In reality, the state of play is far more nuanced. To help unpack the geopolitics, the Sunday Mail spoke to two analysts.
“On the one hand the media coverage of the Turkish exercises was indeed hyperbolic due to the traditional Greek and Greek Cypriot threat perceptions, which is exactly what Ankara aimed for, and of course because of how the media seek to boost their ratings,” commented Zenonas Tziarras, a geopolitical analyst.

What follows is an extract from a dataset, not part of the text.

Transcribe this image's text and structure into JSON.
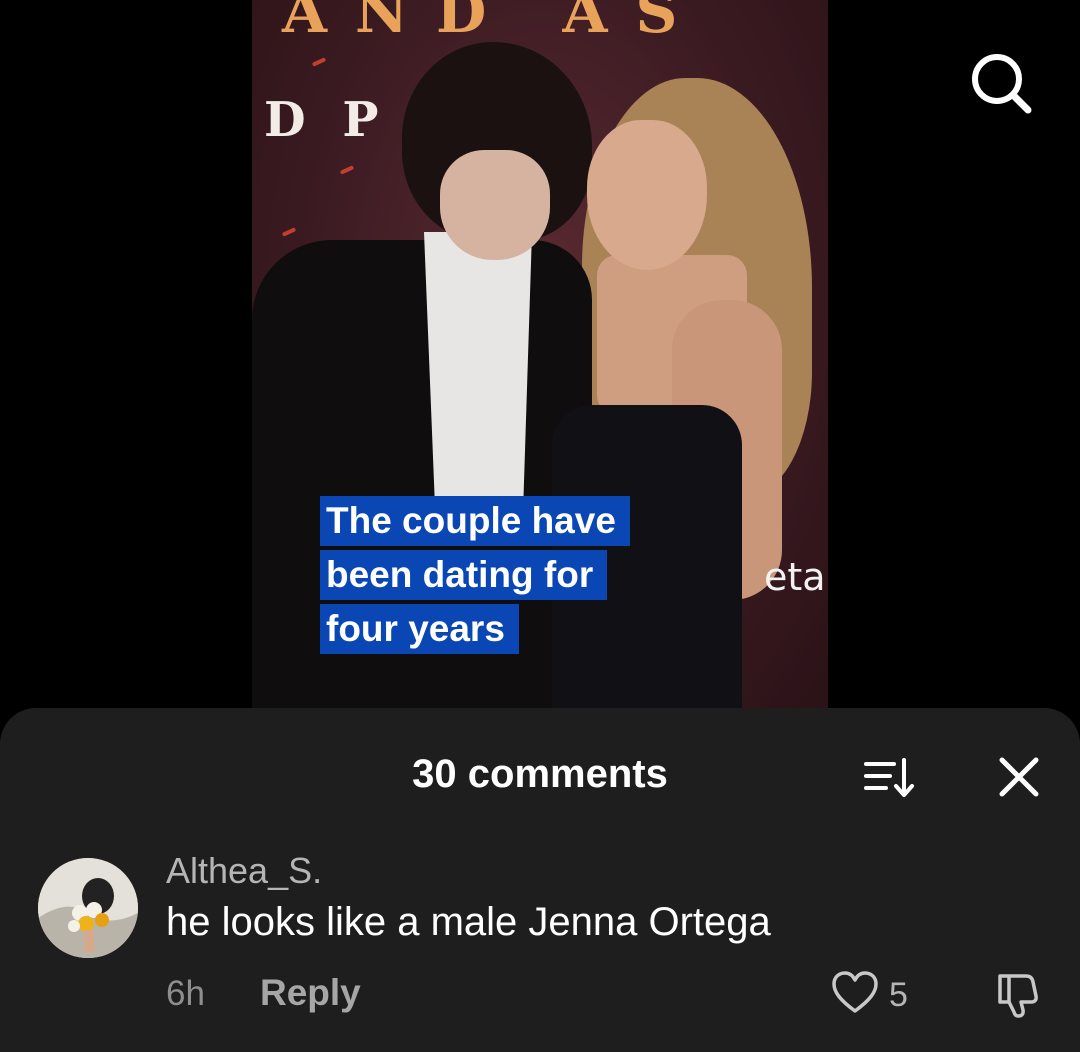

“On the other hand, one should not underestimate the symbolic and essential statement that Turkey wanted to make through the ‘Blue Homeland’ drills. In a nutshell, Turkey is putting its naval forces at the centre of its external activities – in conjunction with military bases abroad, economic and diplomatic activity – and moves to a new stage in its foreign policy where the expansion of its sphere of influence even beyond the eastern Mediterranean is actively sought.”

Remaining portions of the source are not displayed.